Including data from packit.
Lastly, if a central burden estimate has been included in a packit in Montagu’s reporting portal, we can include that on a graph by specifying the id, and the name of the file within that packit. For example, this graph shows both the stochastics from the file share, and the central from a packit, which is drawn in blue.
res <- stone_stochastic_graph(base, "202602yf", "YF", "IC-Gaythorpe", "UGA",
"yf-no-vaccination", "deaths",
packit_id = "20260421-090519-e4a90228",
packit_file = "burden-estimates-disaggregated.rds")
Visit <https://montagu.vaccineimpact.org/packit/device> and enter code DNLH-NMRL
✔ Waiting for response from server [10.6s]

And here’s an example of a burden difference graph, showing how much
difference the yf-routine-default scenario makes in both
the stochastics, and the central from packit.
res <- stone_stochastic_graph(base, "202602yf", "YF", "IC-Gaythorpe", "UGA",
c("yf-no-vaccination", "yf-routine-default"), "deaths",
packit_id = "20260421-090519-e4a90228",
packit_file = "burden-estimates-disaggregated.rds")

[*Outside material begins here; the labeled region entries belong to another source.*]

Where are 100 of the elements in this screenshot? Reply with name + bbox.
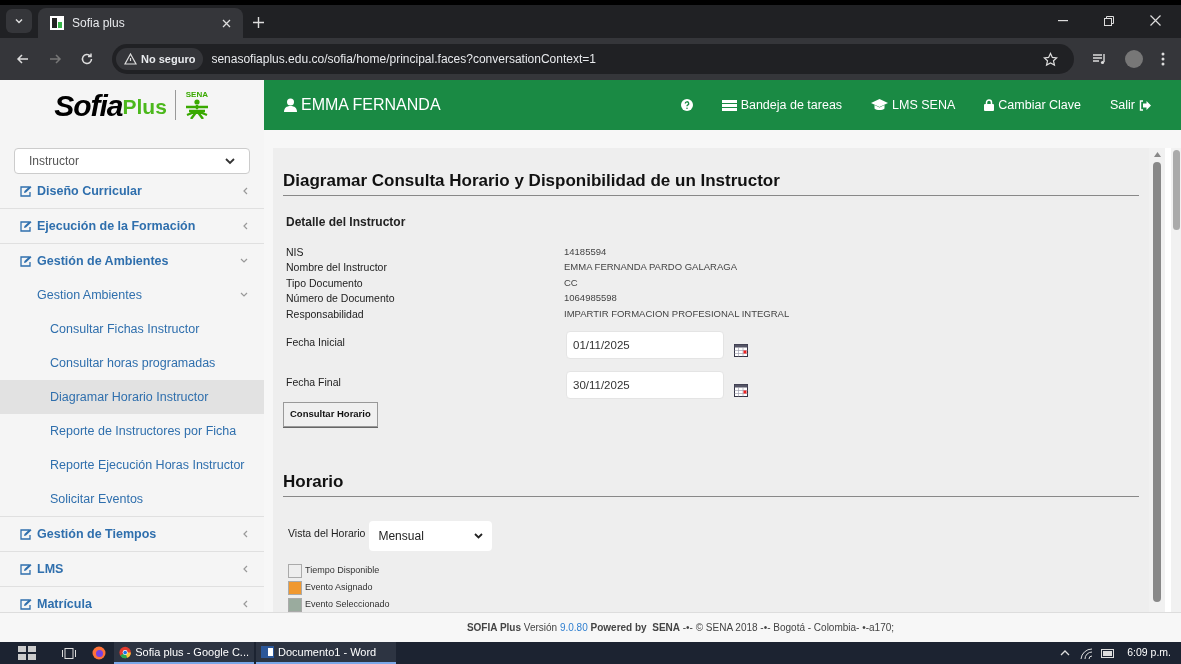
logo-word: Plus xyxy=(122,95,167,121)
menu-item[interactable]: Matrícula xyxy=(0,587,264,612)
chrome-icon xyxy=(119,645,132,659)
submenu-link[interactable]: Diagramar Horario Instructor xyxy=(0,380,264,414)
footer-text: SOFIA Plus Versión 9.0.80 Powered by SENA -•- © SENA 2018 -•- Bogotá - Colombia- •-a170; xyxy=(466,621,895,635)
detail-label: Nombre del Instructor xyxy=(286,260,388,275)
warning-icon xyxy=(124,53,137,65)
back-icon[interactable] xyxy=(16,52,30,66)
menu-icon[interactable] xyxy=(1161,52,1165,66)
detail-value: CC xyxy=(564,275,578,290)
field-label: Fecha Inicial xyxy=(286,335,346,350)
menu-item[interactable]: Gestión de Tiempos xyxy=(0,517,264,551)
field-label: Fecha Final xyxy=(286,375,342,390)
help-icon[interactable] xyxy=(680,99,693,111)
field-label: Vista del Horario xyxy=(288,526,366,542)
security-chip[interactable]: No seguro xyxy=(116,48,204,70)
submenu-link[interactable]: Consultar horas programadas xyxy=(0,346,264,380)
section-heading: Horario xyxy=(283,469,1139,497)
legend-label: Tiempo Disponible xyxy=(305,564,380,578)
site-favicon xyxy=(50,16,64,30)
detail-label: Responsabilidad xyxy=(286,306,365,322)
forward-icon[interactable] xyxy=(48,52,62,66)
submenu-link[interactable]: Consultar Fichas Instructor xyxy=(0,312,264,346)
clock-text[interactable]: 6:09 p.m. xyxy=(1127,645,1171,661)
date-field[interactable]: 01/11/2025 xyxy=(566,331,724,359)
browser-tab[interactable]: Sofia plus xyxy=(38,8,243,38)
edit-icon xyxy=(20,598,32,610)
tasks-icon xyxy=(721,99,737,111)
new-tab-icon[interactable] xyxy=(253,17,264,28)
header-link[interactable]: LMS SENA xyxy=(871,95,956,115)
header-link[interactable]: Cambiar Clave xyxy=(984,95,1081,115)
edit-icon xyxy=(20,185,32,197)
submenu-link[interactable]: Solicitar Eventos xyxy=(0,482,264,516)
chevron-left-icon xyxy=(242,530,248,538)
chevron-left-icon xyxy=(242,222,248,230)
page-title: Diagramar Consulta Horario y Disponibilidad de un Instructor xyxy=(283,168,1139,196)
detail-value: 14185594 xyxy=(564,244,607,259)
consult-button[interactable]: Consultar Horario xyxy=(283,402,378,427)
menu-item[interactable]: Gestión de Ambientes xyxy=(0,244,264,278)
chevron-left-icon xyxy=(242,565,248,573)
edit-icon xyxy=(20,255,32,267)
url-text: senasofiaplus.edu.co/sofia/home/principal.faces?conversationContext=1 xyxy=(211,51,597,68)
detail-label: NIS xyxy=(286,244,305,260)
exit-icon xyxy=(1139,99,1151,111)
date-field[interactable]: 30/11/2025 xyxy=(566,371,724,399)
scrollbar[interactable] xyxy=(1149,148,1165,612)
chevron-up-icon[interactable] xyxy=(1060,650,1071,656)
close-icon[interactable] xyxy=(1150,15,1161,26)
header-link[interactable]: Salir xyxy=(1110,95,1151,115)
chevron-left-icon xyxy=(242,187,248,195)
chevron-left-icon xyxy=(242,600,248,608)
submenu-link[interactable]: Reporte Ejecución Horas Instructor xyxy=(0,448,264,482)
firefox-icon[interactable] xyxy=(92,646,106,660)
scroll-up-icon[interactable] xyxy=(1153,152,1161,157)
menu-item[interactable]: Ejecución de la Formación xyxy=(0,209,264,243)
detail-value: 1064985598 xyxy=(564,291,617,305)
task-view-icon[interactable] xyxy=(62,647,76,659)
bookmark-star-icon[interactable] xyxy=(1043,51,1058,67)
legend-label: Evento Seleccionado xyxy=(305,598,390,612)
user-icon xyxy=(284,98,297,112)
chevron-down-icon xyxy=(240,258,248,264)
taskbar-app[interactable]: Sofia plus - Google C... xyxy=(114,642,254,664)
calendar-icon[interactable] xyxy=(734,384,748,397)
logo-mark-text: SENA xyxy=(185,91,208,99)
wifi-icon[interactable] xyxy=(1080,647,1094,659)
logo-word: Sofia xyxy=(54,87,123,124)
battery-icon[interactable] xyxy=(1101,648,1116,658)
edit-icon xyxy=(20,220,32,232)
address-bar[interactable]: No seguro senasofiaplus.edu.co/sofia/home/principal.faces?conversationContext=1 xyxy=(112,44,1074,74)
submenu-item[interactable]: Gestion Ambientes xyxy=(0,278,264,312)
legend-label: Evento Asignado xyxy=(305,581,373,595)
chevron-down-icon xyxy=(225,157,235,165)
taskbar-app[interactable]: Documento1 - Word xyxy=(256,642,396,664)
calendar-icon[interactable] xyxy=(734,344,748,357)
submenu-link[interactable]: Reporte de Instructores por Ficha xyxy=(0,414,264,448)
page-scrollbar[interactable] xyxy=(1171,148,1181,612)
edit-icon xyxy=(20,528,32,540)
chevron-down-icon xyxy=(474,532,484,539)
edit-icon xyxy=(20,563,32,575)
profile-avatar[interactable] xyxy=(1125,50,1143,68)
media-control-icon[interactable] xyxy=(1092,53,1107,65)
restore-icon[interactable] xyxy=(1104,15,1114,26)
chevron-down-icon[interactable] xyxy=(14,16,24,26)
role-select[interactable]: Instructor xyxy=(14,148,250,174)
lock-icon xyxy=(984,99,995,111)
start-icon[interactable] xyxy=(18,646,36,660)
menu-item[interactable]: LMS xyxy=(0,552,264,586)
sena-logo-icon xyxy=(183,99,210,119)
minimize-icon[interactable] xyxy=(1058,19,1068,22)
detail-label: Tipo Documento xyxy=(286,275,364,291)
close-icon[interactable] xyxy=(222,18,231,28)
chevron-down-icon xyxy=(240,292,248,298)
user-name: EMMA FERNANDA xyxy=(284,93,441,117)
view-select[interactable]: Mensual xyxy=(369,520,493,551)
detail-label: Número de Documento xyxy=(286,291,396,306)
reload-icon[interactable] xyxy=(80,52,94,66)
detail-value: EMMA FERNANDA PARDO GALARAGA xyxy=(564,260,737,274)
header-link[interactable]: Bandeja de tareas xyxy=(721,95,843,115)
graduation-cap-icon xyxy=(871,99,889,111)
menu-item[interactable]: Diseño Curricular xyxy=(0,174,264,208)
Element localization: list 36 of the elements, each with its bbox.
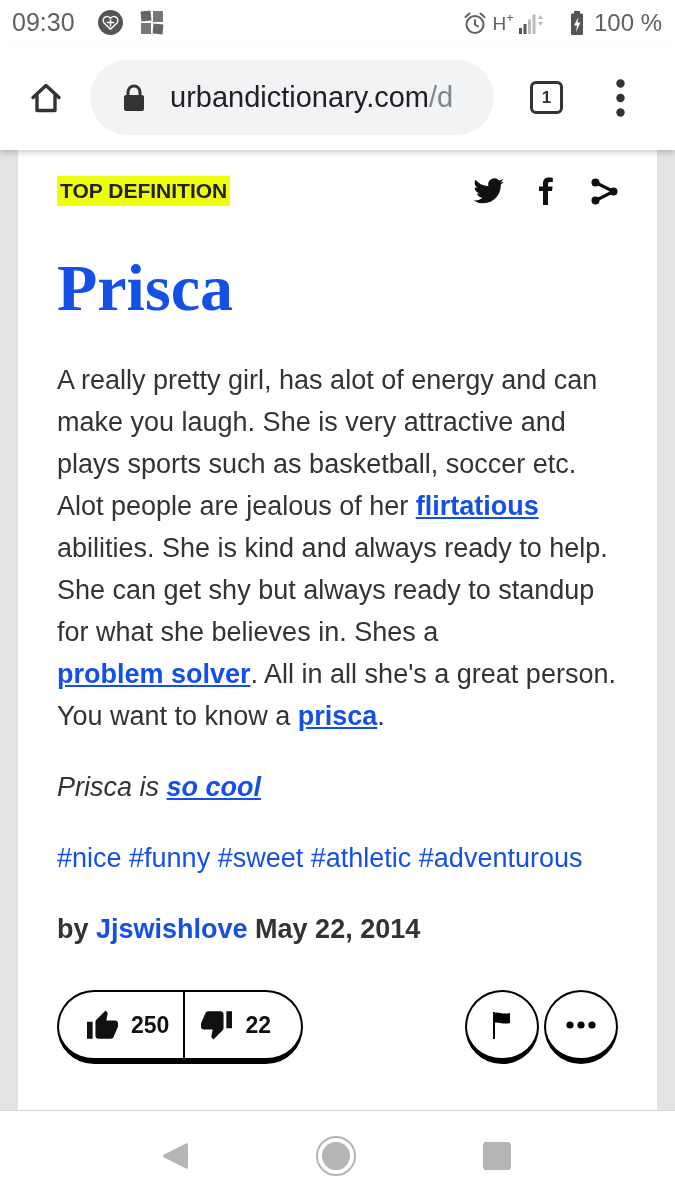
alarm-icon — [462, 10, 487, 35]
tag-link[interactable]: #sweet — [217, 843, 304, 873]
battery-level: 100 % — [593, 8, 662, 37]
definition-link[interactable]: prisca — [297, 701, 378, 731]
twitter-icon[interactable] — [473, 178, 504, 204]
flag-icon — [492, 1011, 512, 1039]
downvote-button[interactable]: 22 — [185, 992, 301, 1058]
word-title: Prisca — [57, 252, 234, 324]
definition-text: A really pretty girl, has alot of energy and can make you laugh. She is very attractive and plays sports such as basketball, soccer etc. Alot people are jealous of her flirtatious abilities. She is kind and always ready to help. She can get shy but always ready to standup for what she believes in. Shes a problem solver. All in all she's a great person. You want to know a prisca. — [57, 364, 617, 733]
network-type: H$^{+}$ — [492, 10, 514, 35]
url-field[interactable]: urbandictionary.com/d — [90, 60, 494, 135]
grid-icon — [139, 10, 164, 35]
tag-link[interactable]: #athletic — [310, 843, 412, 873]
definition-link[interactable]: flirtatious — [415, 491, 539, 521]
share-icon[interactable] — [591, 177, 618, 205]
tag-link[interactable]: #nice — [57, 843, 122, 873]
menu-icon[interactable] — [616, 78, 625, 117]
lock-icon — [123, 84, 145, 111]
example-text: Prisca is so cool — [57, 771, 263, 804]
byline-text: by Jjswishlove May 22, 2014 — [57, 913, 422, 946]
thumbs-down-icon — [201, 1010, 233, 1040]
thumbs-up-icon — [87, 1010, 118, 1040]
more-icon — [566, 1021, 596, 1029]
url-text: urbandictionary.com/d — [170, 81, 454, 114]
author-link[interactable]: Jjswishlove — [96, 914, 248, 944]
facebook-icon[interactable] — [538, 177, 554, 205]
upvote-button[interactable]: 250 — [59, 992, 186, 1058]
status-time: 09:30 — [12, 8, 75, 37]
tag-link[interactable]: #funny — [129, 843, 211, 873]
top-definition-badge: TOP DEFINITION — [57, 176, 231, 206]
tag-link[interactable]: #adventurous — [418, 843, 583, 873]
battery-icon — [570, 10, 583, 35]
home-icon[interactable] — [30, 81, 62, 114]
tab-count-button[interactable]: 1 — [530, 81, 563, 114]
example-link[interactable]: so cool — [166, 772, 262, 802]
definition-link[interactable]: problem solver — [57, 659, 251, 689]
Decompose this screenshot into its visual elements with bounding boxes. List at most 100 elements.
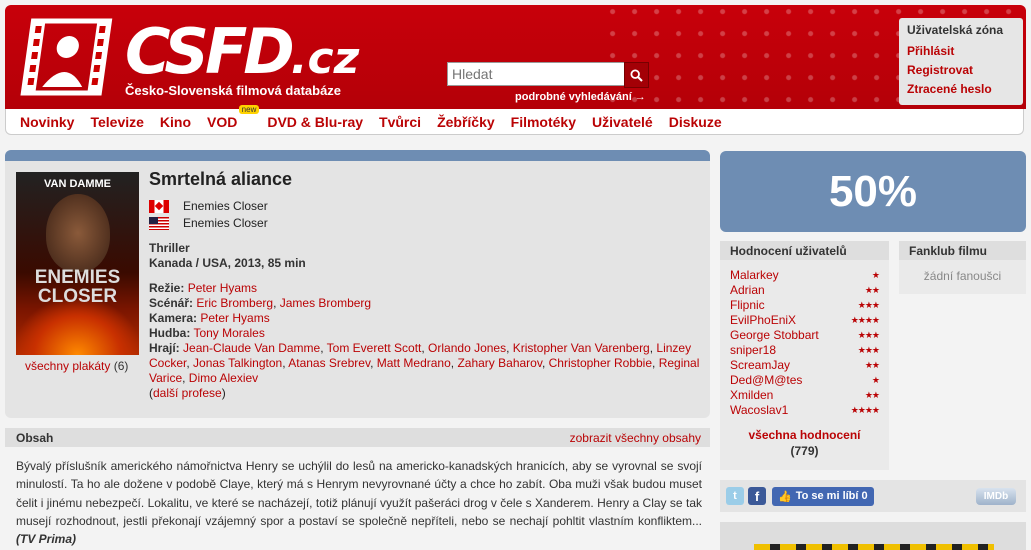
nav-item-zebricky[interactable]: Žebříčky: [437, 114, 495, 130]
like-label: To se mi líbí 0: [795, 490, 868, 502]
creator-link[interactable]: Eric Bromberg: [196, 296, 273, 310]
rating-user-link[interactable]: Wacoslav1: [730, 403, 788, 418]
rating-user-link[interactable]: George Stobbart: [730, 328, 819, 343]
actor-link[interactable]: Atanas Srebrev: [288, 356, 370, 370]
actor-link[interactable]: Zahary Baharov: [457, 356, 542, 370]
more-professions-link[interactable]: další profese: [153, 386, 222, 400]
search-input[interactable]: [447, 62, 627, 86]
rating-user-link[interactable]: sniper18: [730, 343, 776, 358]
actor-link[interactable]: Matt Medrano: [377, 356, 451, 370]
film-strip-logo-icon[interactable]: [20, 17, 116, 97]
alt-name-text: Enemies Closer: [183, 199, 268, 213]
film-title: Smrtelná aliance: [149, 169, 293, 189]
film-box: VAN DAMME ENEMIES CLOSER všechny plakáty …: [5, 150, 710, 418]
lost-password-link[interactable]: Ztracené heslo: [899, 81, 1023, 100]
crew-cast: Hrají: Jean-Claude Van Damme, Tom Everet…: [149, 341, 700, 385]
poster-top-text: VAN DAMME: [43, 178, 111, 190]
advanced-search-link[interactable]: podrobné vyhledávání →: [515, 91, 646, 103]
hazard-stripe: [754, 544, 994, 550]
search-button[interactable]: [624, 62, 649, 88]
plot-header: Obsah zobrazit všechny obsahy: [5, 428, 710, 447]
creator-link[interactable]: Peter Hyams: [188, 281, 257, 295]
crew-label: Režie:: [149, 281, 185, 295]
actor-link[interactable]: Jean-Claude Van Damme: [183, 341, 320, 355]
actor-link[interactable]: Tom Everett Scott: [327, 341, 422, 355]
rating-row: George Stobbart ★★★: [720, 328, 889, 343]
crew-label: Kamera:: [149, 311, 198, 325]
nav-item-filmoteky[interactable]: Filmotéky: [511, 114, 576, 130]
rating-stars-icon: ★★: [864, 390, 880, 400]
all-ratings-link[interactable]: všechna hodnocení: [748, 428, 860, 442]
actor-link[interactable]: Orlando Jones: [428, 341, 506, 355]
rating-percent: 50%: [720, 151, 1026, 232]
register-link[interactable]: Registrovat: [899, 62, 1023, 81]
rating-row: sniper18 ★★★: [720, 343, 889, 358]
logo-main: CSFD: [125, 15, 295, 88]
rating-row: Flipnic ★★★: [720, 298, 889, 313]
ratings-count: (779): [790, 444, 819, 458]
rating-row: EvilPhoEniX ★★★★: [720, 313, 889, 328]
nav-item-uzivatele[interactable]: Uživatelé: [592, 114, 653, 130]
all-posters-link[interactable]: všechny plakáty: [25, 359, 110, 373]
actor-link[interactable]: Dimo Alexiev: [189, 371, 258, 385]
usa-flag-icon: [149, 217, 169, 230]
actor-link[interactable]: Kristopher Van Varenberg: [513, 341, 650, 355]
film-poster[interactable]: VAN DAMME ENEMIES CLOSER: [16, 172, 139, 355]
rating-row: Adrian ★★: [720, 283, 889, 298]
nav-item-novinky[interactable]: Novinky: [20, 114, 74, 130]
show-all-plots-link[interactable]: zobrazit všechny obsahy: [570, 431, 701, 445]
nav-item-diskuze[interactable]: Diskuze: [669, 114, 722, 130]
site-header: CSFD.cz Česko-Slovenská filmová databáze…: [5, 5, 1026, 109]
rating-stars-icon: ★★★: [857, 345, 880, 355]
creator-link[interactable]: Peter Hyams: [200, 311, 269, 325]
nav-item-vod-label: VOD: [207, 113, 238, 130]
login-link[interactable]: Přihlásit: [899, 43, 1023, 62]
film-box-top-bar: [5, 150, 710, 161]
rating-row: Xmilden ★★: [720, 388, 889, 403]
site-subtitle: Česko-Slovenská filmová databáze: [125, 83, 342, 98]
actor-link[interactable]: Jonas Talkington: [193, 356, 282, 370]
crew-label: Scénář:: [149, 296, 194, 310]
like-thumb-icon: 👍: [778, 490, 792, 503]
nav-item-televize[interactable]: Televize: [90, 114, 143, 130]
magnifier-icon: [630, 68, 643, 82]
actor-link[interactable]: Christopher Robbie: [549, 356, 652, 370]
rating-stars-icon: ★★: [864, 360, 880, 370]
new-badge: new: [238, 104, 260, 114]
crew-writers: Scénář: Eric Bromberg, James Bromberg: [149, 296, 372, 310]
imdb-button[interactable]: IMDb: [976, 487, 1016, 505]
rating-user-link[interactable]: Adrian: [730, 283, 765, 298]
facebook-icon[interactable]: f: [748, 487, 766, 505]
plot-text: Bývalý příslušník amerického námořnictva…: [16, 457, 702, 548]
film-origin: Kanada / USA, 2013, 85 min: [149, 256, 306, 270]
user-ratings-heading: Hodnocení uživatelů: [720, 241, 889, 260]
rating-user-link[interactable]: ScreamJay: [730, 358, 790, 373]
rating-user-link[interactable]: Xmilden: [730, 388, 773, 403]
crew-label: Hudba:: [149, 326, 191, 340]
rating-user-link[interactable]: EvilPhoEniX: [730, 313, 796, 328]
all-ratings: všechna hodnocení: [720, 428, 889, 442]
nav-item-dvd[interactable]: DVD & Blu-ray: [267, 114, 363, 130]
nav-item-tvurci[interactable]: Tvůrci: [379, 114, 421, 130]
plot-body: Bývalý příslušník amerického námořnictva…: [16, 459, 702, 528]
film-info: Smrtelná aliance Enemies Closer Enemies …: [149, 169, 704, 401]
rating-user-link[interactable]: Flipnic: [730, 298, 765, 313]
crew-label: Hrají:: [149, 341, 180, 355]
site-logo[interactable]: CSFD.cz: [125, 15, 359, 88]
user-ratings: Hodnocení uživatelů Malarkey ★ Adrian ★★ F…: [720, 241, 889, 470]
nav-item-kino[interactable]: Kino: [160, 114, 191, 130]
rating-user-link[interactable]: Malarkey: [730, 268, 779, 283]
canada-flag-icon: [149, 200, 169, 213]
rating-user-link[interactable]: Ded@M@tes: [730, 373, 802, 388]
film-genre: Thriller: [149, 241, 190, 255]
twitter-icon[interactable]: t: [726, 487, 744, 505]
poster-title-line2: CLOSER: [37, 286, 118, 307]
user-ratings-list: Malarkey ★ Adrian ★★ Flipnic ★★★ EvilPhoEni…: [720, 260, 889, 418]
posters-count: (6): [113, 359, 129, 373]
creator-link[interactable]: James Bromberg: [280, 296, 371, 310]
facebook-like-button[interactable]: 👍 To se mi líbí 0: [772, 486, 874, 506]
rating-row: Wacoslav1 ★★★★: [720, 403, 889, 418]
alt-name-text: Enemies Closer: [183, 216, 268, 230]
creator-link[interactable]: Tony Morales: [193, 326, 264, 340]
nav-item-vod[interactable]: VOD new: [207, 104, 260, 130]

Visit <https://montagu.vaccineimpact.org/packit/device> and enter code MBWV-NBBC
✔ Waiting for response from server [10.9s]
## The stochastic
explorer shiny app
All of the graphs above (except currently the packit graphs) can be
visualised interactively using a shiny app that is part of stoner. We
call it providing the path to the root of the standardised stochastic
data, where the meta.csv file should also be found.
stoner::stochastic_explorer(path)

The features in the GUI closely map onto the parameters for
stochastic_graph in the following ways:
- The tabs along the top let you choose a single graph, a comparison by touchstone, or a comparison by modelling group, firstly for simply burdens, and secondly for differences between scenarios. Different tabs therefore cause different components in the sidebar to be available.
- One or two touchstones, groups, or scenarios will be available depending on the tab.
- Whether the x-axis is time or age, and whether by cohort, are all selected in the x-axis dropdown.
- The filter text, whether for time or for age, is a comma-separated
list of numbers or dash-separated ranges. So in a contrived example,
0-5,50,95-100would select the very young, very old, and exactly 50-year olds.